The Woods’ corkscrew maneuver consists of placing two fingers against the anterior aspect of the posterior shoulder. Gentle upward rotational pressure is applied so that the posterior shoulder girdle rotates anteriorly, allowing it to be delivered first.

The Rubin maneuver is the reverse of Woods’s maneuver. Two fingers are placed against the posterior aspect of the posterior or anterior shoulder and forward pressure applied. This results in adduction of the shoulders and displacement of the anterior shoulder from behind the symphysis pubis.

The operator places a hand into the posterior vagina along the infant’s back.

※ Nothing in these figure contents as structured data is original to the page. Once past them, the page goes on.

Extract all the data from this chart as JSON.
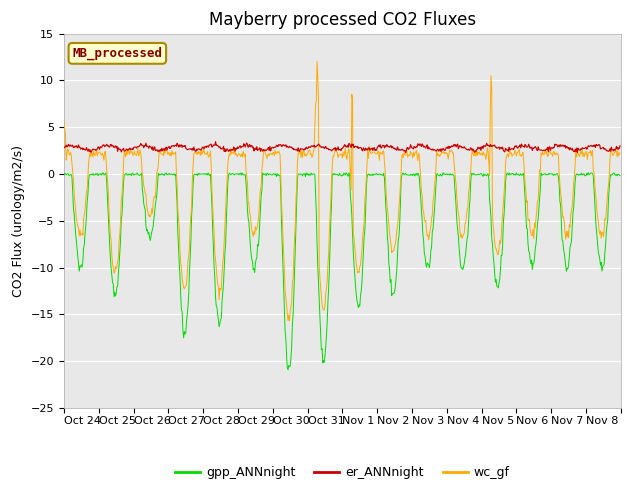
{
  "title": "Mayberry processed CO2 Fluxes",
  "ylabel": "CO2 Flux (urology/m2/s)",
  "ylim": [
    -25,
    15
  ],
  "yticks": [
    -25,
    -20,
    -15,
    -10,
    -5,
    0,
    5,
    10,
    15
  ],
  "n_days": 16,
  "pts_per_day": 48,
  "date_labels": [
    "Oct 24",
    "Oct 25",
    "Oct 26",
    "Oct 27",
    "Oct 28",
    "Oct 29",
    "Oct 30",
    "Oct 31",
    "Nov 1",
    "Nov 2",
    "Nov 3",
    "Nov 4",
    "Nov 5",
    "Nov 6",
    "Nov 7",
    "Nov 8"
  ],
  "color_gpp": "#00dd00",
  "color_er": "#cc0000",
  "color_wc": "#ffaa00",
  "legend_label": "MB_processed",
  "legend_box_facecolor": "#ffffcc",
  "legend_box_edgecolor": "#aa8800",
  "legend_text_color": "#880000",
  "bg_color": "#e8e8e8",
  "line_labels": [
    "gpp_ANNnight",
    "er_ANNnight",
    "wc_gf"
  ],
  "title_fontsize": 12,
  "tick_fontsize": 8,
  "ylabel_fontsize": 9,
  "legend_fontsize": 9,
  "day_amplitudes_gpp": [
    10,
    13,
    7,
    17,
    16,
    10,
    21,
    20,
    14,
    13,
    10,
    10,
    12,
    10,
    10,
    10
  ],
  "day_amplitudes_wc": [
    8,
    12,
    6,
    14,
    14,
    8,
    17,
    16,
    12,
    10,
    8,
    8,
    10,
    8,
    8,
    8
  ],
  "figsize": [
    6.4,
    4.8
  ],
  "dpi": 100
}
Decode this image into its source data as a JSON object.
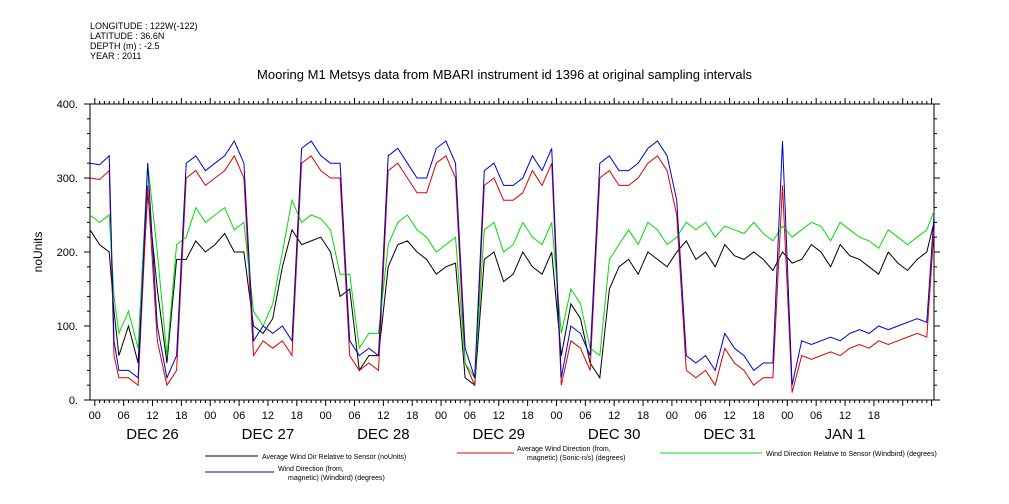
{
  "meta": {
    "longitude": "LONGITUDE : 122W(-122)",
    "latitude": "LATITUDE : 36.6N",
    "depth": "DEPTH (m) : -2.5",
    "year": "YEAR : 2011"
  },
  "chart_data": {
    "type": "line",
    "title": "Mooring M1 Metsys data from MBARI instrument id 1396 at original sampling intervals",
    "ylabel": "noUnits",
    "xlabel": "",
    "ylim": [
      0,
      400
    ],
    "yticks": [
      "0.",
      "100.",
      "200.",
      "300.",
      "400."
    ],
    "x_unit": "hours since 2011-12-25T23:00",
    "xlim": [
      0,
      175.5
    ],
    "hour_ticks": [
      "00",
      "06",
      "12",
      "18",
      "00",
      "06",
      "12",
      "18",
      "00",
      "06",
      "12",
      "18",
      "00",
      "06",
      "12",
      "18",
      "00",
      "06",
      "12",
      "18",
      "00",
      "06",
      "12",
      "18",
      "00",
      "06",
      "12",
      "18"
    ],
    "day_labels": [
      "DEC 26",
      "DEC 27",
      "DEC 28",
      "DEC 29",
      "DEC 30",
      "DEC 31",
      "JAN  1"
    ],
    "grid": false,
    "legend_position": "bottom",
    "series": [
      {
        "name": "Average Wind Dir Relative to Sensor (noUnits)",
        "color": "#000000",
        "x": [
          0,
          2,
          4,
          5,
          6,
          8,
          10,
          12,
          14,
          16,
          18,
          20,
          22,
          24,
          26,
          28,
          30,
          32,
          34,
          36,
          38,
          40,
          42,
          44,
          46,
          48,
          50,
          52,
          54,
          56,
          58,
          60,
          62,
          64,
          66,
          68,
          70,
          72,
          74,
          76,
          78,
          80,
          82,
          84,
          86,
          88,
          90,
          92,
          94,
          96,
          98,
          100,
          102,
          104,
          106,
          108,
          110,
          112,
          114,
          116,
          118,
          120,
          122,
          124,
          126,
          128,
          130,
          132,
          134,
          136,
          138,
          140,
          142,
          144,
          146,
          148,
          150,
          152,
          154,
          156,
          158,
          160,
          162,
          164,
          166,
          168,
          170,
          172,
          174,
          175.5
        ],
        "values": [
          230,
          210,
          200,
          120,
          60,
          100,
          50,
          280,
          150,
          50,
          190,
          190,
          215,
          200,
          210,
          225,
          200,
          200,
          100,
          90,
          110,
          180,
          230,
          210,
          215,
          220,
          200,
          140,
          150,
          40,
          60,
          60,
          180,
          210,
          215,
          200,
          190,
          170,
          180,
          185,
          30,
          20,
          190,
          200,
          160,
          170,
          200,
          180,
          170,
          200,
          60,
          130,
          110,
          50,
          30,
          150,
          180,
          190,
          170,
          200,
          190,
          180,
          200,
          215,
          190,
          200,
          180,
          210,
          195,
          190,
          200,
          190,
          175,
          200,
          185,
          190,
          210,
          200,
          180,
          210,
          195,
          190,
          180,
          170,
          200,
          185,
          175,
          190,
          200,
          240
        ]
      },
      {
        "name": "Average Wind Direction (from, magnetic) (Sonic-n/s) (degrees)",
        "color": "#dd0000",
        "x": [
          0,
          2,
          4,
          5,
          6,
          8,
          10,
          12,
          14,
          16,
          18,
          20,
          22,
          24,
          26,
          28,
          30,
          32,
          34,
          36,
          38,
          40,
          42,
          44,
          46,
          48,
          50,
          52,
          54,
          56,
          58,
          60,
          62,
          64,
          66,
          68,
          70,
          72,
          74,
          76,
          78,
          80,
          82,
          84,
          86,
          88,
          90,
          92,
          94,
          96,
          98,
          100,
          102,
          104,
          106,
          108,
          110,
          112,
          114,
          116,
          118,
          120,
          122,
          124,
          126,
          128,
          130,
          132,
          134,
          136,
          138,
          140,
          142,
          144,
          146,
          148,
          150,
          152,
          154,
          156,
          158,
          160,
          162,
          164,
          166,
          168,
          170,
          172,
          174,
          175.5
        ],
        "values": [
          300,
          298,
          310,
          60,
          30,
          30,
          20,
          290,
          80,
          20,
          40,
          300,
          310,
          290,
          300,
          310,
          330,
          300,
          60,
          80,
          70,
          80,
          60,
          320,
          330,
          310,
          300,
          300,
          60,
          40,
          50,
          40,
          310,
          320,
          300,
          280,
          280,
          320,
          330,
          300,
          50,
          20,
          290,
          300,
          270,
          270,
          280,
          310,
          290,
          320,
          20,
          80,
          70,
          40,
          300,
          310,
          290,
          290,
          300,
          320,
          330,
          310,
          250,
          40,
          30,
          40,
          20,
          70,
          50,
          40,
          20,
          30,
          30,
          290,
          10,
          60,
          55,
          60,
          65,
          60,
          70,
          75,
          70,
          80,
          75,
          80,
          85,
          90,
          85,
          230
        ]
      },
      {
        "name": "Wind Direction Relative to Sensor (Windbird) (degrees)",
        "color": "#00dd00",
        "x": [
          0,
          2,
          4,
          5,
          6,
          8,
          10,
          12,
          14,
          16,
          18,
          20,
          22,
          24,
          26,
          28,
          30,
          32,
          34,
          36,
          38,
          40,
          42,
          44,
          46,
          48,
          50,
          52,
          54,
          56,
          58,
          60,
          62,
          64,
          66,
          68,
          70,
          72,
          74,
          76,
          78,
          80,
          82,
          84,
          86,
          88,
          90,
          92,
          94,
          96,
          98,
          100,
          102,
          104,
          106,
          108,
          110,
          112,
          114,
          116,
          118,
          120,
          122,
          124,
          126,
          128,
          130,
          132,
          134,
          136,
          138,
          140,
          142,
          144,
          146,
          148,
          150,
          152,
          154,
          156,
          158,
          160,
          162,
          164,
          166,
          168,
          170,
          172,
          174,
          175.5
        ],
        "values": [
          250,
          240,
          250,
          140,
          90,
          120,
          70,
          320,
          200,
          60,
          210,
          220,
          260,
          240,
          250,
          260,
          230,
          240,
          120,
          100,
          130,
          200,
          270,
          240,
          250,
          245,
          230,
          170,
          170,
          70,
          90,
          90,
          210,
          240,
          250,
          230,
          220,
          200,
          210,
          220,
          50,
          30,
          230,
          240,
          200,
          210,
          240,
          220,
          210,
          240,
          90,
          150,
          130,
          70,
          60,
          190,
          210,
          230,
          210,
          240,
          230,
          210,
          220,
          240,
          230,
          240,
          220,
          235,
          230,
          225,
          240,
          225,
          215,
          235,
          220,
          230,
          240,
          235,
          215,
          240,
          230,
          220,
          215,
          205,
          230,
          220,
          210,
          220,
          230,
          255
        ]
      },
      {
        "name": "Wind Direction (from, magnetic) (Windbird) (degrees)",
        "color": "#0000cc",
        "x": [
          0,
          2,
          4,
          5,
          6,
          8,
          10,
          12,
          14,
          16,
          18,
          20,
          22,
          24,
          26,
          28,
          30,
          32,
          34,
          36,
          38,
          40,
          42,
          44,
          46,
          48,
          50,
          52,
          54,
          56,
          58,
          60,
          62,
          64,
          66,
          68,
          70,
          72,
          74,
          76,
          78,
          80,
          82,
          84,
          86,
          88,
          90,
          92,
          94,
          96,
          98,
          100,
          102,
          104,
          106,
          108,
          110,
          112,
          114,
          116,
          118,
          120,
          122,
          124,
          126,
          128,
          130,
          132,
          134,
          136,
          138,
          140,
          142,
          144,
          146,
          148,
          150,
          152,
          154,
          156,
          158,
          160,
          162,
          164,
          166,
          168,
          170,
          172,
          174,
          175.5
        ],
        "values": [
          320,
          318,
          330,
          80,
          40,
          40,
          30,
          320,
          100,
          30,
          60,
          320,
          330,
          310,
          320,
          330,
          350,
          320,
          80,
          100,
          90,
          100,
          80,
          340,
          350,
          330,
          320,
          320,
          80,
          60,
          70,
          60,
          330,
          340,
          320,
          300,
          300,
          340,
          350,
          320,
          70,
          30,
          310,
          320,
          290,
          290,
          300,
          330,
          310,
          340,
          30,
          100,
          90,
          60,
          320,
          330,
          310,
          310,
          320,
          340,
          350,
          330,
          270,
          60,
          50,
          60,
          40,
          90,
          70,
          60,
          40,
          50,
          50,
          350,
          20,
          80,
          75,
          80,
          85,
          80,
          90,
          95,
          90,
          100,
          95,
          100,
          105,
          110,
          105,
          250
        ]
      }
    ]
  }
}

ACOG Practice Bulletin Number 49, December 2003: Dystocia and augmentation of labor.

The posterior arm is identified and followed dystocua the elbow. The elbow is augmenttation swept across the chest, keeping the elbow flexed. The fetal forearm or hand is then grasped and the posterior arm delivered, followed by the anterior shoulder. If the fetus still remains undelivered, vaginal delivery should be abandoned and the Zavanelli maneuver performed followed by cesarean delivery.

The fetal head is replaced into the womb. Tocolysis is recommended to produce uterine relaxation. The maneuver consists lf rotation of the head to occiput anterior. The head is then flexed and pushed back into the vagina, followed abdominal delivery.

Immediate preparations should be made for cesarean delivery. If cephalic replacement fails, an emergency symphysiotomy should be performed.

The urethra should be laterally displaced to minimize the risk of lower urinary tract injury. Induction of labor refers to stimulation of uterine contractions prior to the onset of spontaneous labor.